8. The thyroid disease management and health data statistical analysis system according to claim 7, characterized in that, In the entropy-driven dynamic scheduling module, the specific operation of inputting the joint feature tensor into the time series prediction model to generate the probability distribution data of the disease status at future time steps is as follows: A variational encoder is constructed, and the encoding network of the variational encoder is used to map the joint feature tensor to an initial Gaussian distribution in the latent state space. The initial pathological state micro-vector is obtained by sampling from the initial Gaussian distribution, thereby introducing the initial cognitive uncertainty of observation error and biological noise. A neural stochastic differential equation is constructed as a time series prediction model. In the neural stochastic differential equation, a pathological drift field and a biological diffusion tensor fitted by a neural network are defined. The pathological drift field is used to simulate the deterministic growth trend of lesions under the constraints of anatomical structure, and the biological diffusion tensor is used to simulate the intensity of random fluctuations of lesions under the influence of metabolic microenvironment. Starting with the initial pathological state micro-vector, the evolution trajectory of the pathological state micro-vector at future time steps is deduced using neural stochastic differential equations, generating probability distribution data of disease state that diffuses over time.
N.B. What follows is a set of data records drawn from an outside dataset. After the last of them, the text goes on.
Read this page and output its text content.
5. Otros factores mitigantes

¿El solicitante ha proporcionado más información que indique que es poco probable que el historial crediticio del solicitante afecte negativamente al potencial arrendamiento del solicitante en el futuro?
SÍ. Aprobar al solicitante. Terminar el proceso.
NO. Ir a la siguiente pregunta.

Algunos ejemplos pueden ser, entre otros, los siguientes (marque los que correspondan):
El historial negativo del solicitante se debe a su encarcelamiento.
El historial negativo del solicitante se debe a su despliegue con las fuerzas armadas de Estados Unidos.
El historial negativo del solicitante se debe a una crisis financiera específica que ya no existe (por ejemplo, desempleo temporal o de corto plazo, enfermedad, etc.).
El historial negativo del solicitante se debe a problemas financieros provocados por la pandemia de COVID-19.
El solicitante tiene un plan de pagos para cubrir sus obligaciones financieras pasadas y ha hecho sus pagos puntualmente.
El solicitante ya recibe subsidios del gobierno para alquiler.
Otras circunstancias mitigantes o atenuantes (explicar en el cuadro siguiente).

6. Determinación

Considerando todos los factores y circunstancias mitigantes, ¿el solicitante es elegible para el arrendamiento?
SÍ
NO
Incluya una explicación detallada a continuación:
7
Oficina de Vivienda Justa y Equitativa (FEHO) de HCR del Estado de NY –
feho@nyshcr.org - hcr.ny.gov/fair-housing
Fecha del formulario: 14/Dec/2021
9. The thyroid disease management and health data statistical analysis system according to claim 8, characterized in that, In the entropy-driven dynamic scheduling module, the specific operation for calculating the information entropy value of the disease status probability distribution data is as follows: Based on the second-moment property of the Falk-Planck equation, the bio-diffusion tensor in the neural stochastic differential equation is extracted, the autocorrelation matrix of the bio-diffusion tensor is calculated, and the trace value of the autocorrelation matrix is ​​calculated. Half of the trace value is defined as the instantaneous information entropy generation rate. The instantaneous information entropy generation rate is used to quantify the information dissipation rate of the probability distribution data of the disease status over time. Perform time integration on the instantaneous information entropy generation rate to generate a cumulative information entropy value that monotonically increases with the prediction time length, thereby physically representing the total cumulative uncertainty of the system's perception of the patient's future condition.
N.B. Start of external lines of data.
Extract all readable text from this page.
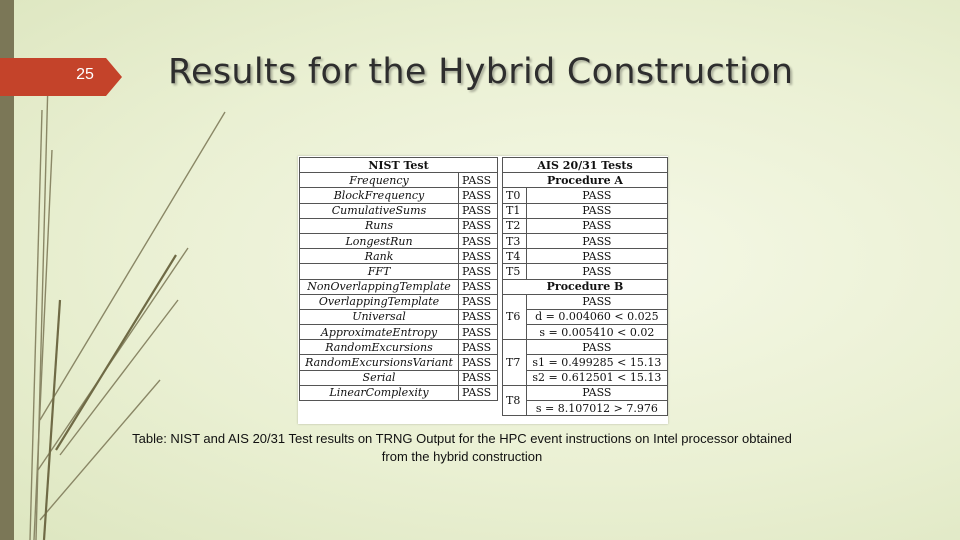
25	Results for the Hybrid Construction
NIST Test	
Frequency	PASS
BlockFrequency	PASS
CumulativeSums	PASS
Runs	PASS
LongestRun	PASS
Rank	PASS
FFT	PASS
NonOverlappingTemplate	PASS
OverlappingTemplate	PASS
Universal	PASS
ApproximateEntropy	PASS
RandomExcursions	PASS
RandomExcursionsVariant	PASS
Serial	PASS
LinearComplexity	PASS
AIS 20/31 Tests	
Procedure A	
T0	PASS
T1	PASS
T2	PASS
T3	PASS
T4	PASS
T5	PASS
Procedure B	
T6	PASS
	d = 0.004060 < 0.025
	s = 0.005410 < 0.02
T7	PASS
	s1 = 0.499285 < 15.13
	s2 = 0.612501 < 15.13
T8	PASS
	s = 8.107012 > 7.976
Table: NIST and AIS 20/31 Test results on TRNG Output for the HPC event instructions on Intel processor obtained from the hybrid construction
10. The thyroid disease management and health data statistical analysis system according to claim 9, characterized in that, In the entropy-driven dynamic scheduling module, the specific operation of outputting the optimal review time point when the accumulated value of information entropy exceeds the preset security confidence threshold is as follows: The current pathological state micro-vector is mapped to a malignant risk potential energy value that characterizes the degree of malignancy risk. A hyperbolic risk decay function is constructed, and the basic signal-to-noise ratio tolerance is dynamically adjusted using the malignant risk potential energy value to generate a risk-adaptive safety confidence threshold. This results in a higher malignant risk potential energy value and a lower risk-adaptive safety confidence threshold. Monitor the changes in the cumulative information entropy value, determine the moment when the cumulative information entropy value first exceeds the risk-adaptive safety confidence threshold, and define this moment as the Lyapunov cognitive failure critical point. The maximum physical horizon is set as a fallback constraint. The Lyapunov cognitive failure threshold and the maximum physical horizon are compared, and the smaller value between the Lyapunov cognitive failure threshold and the maximum physical horizon is selected as the optimal review time.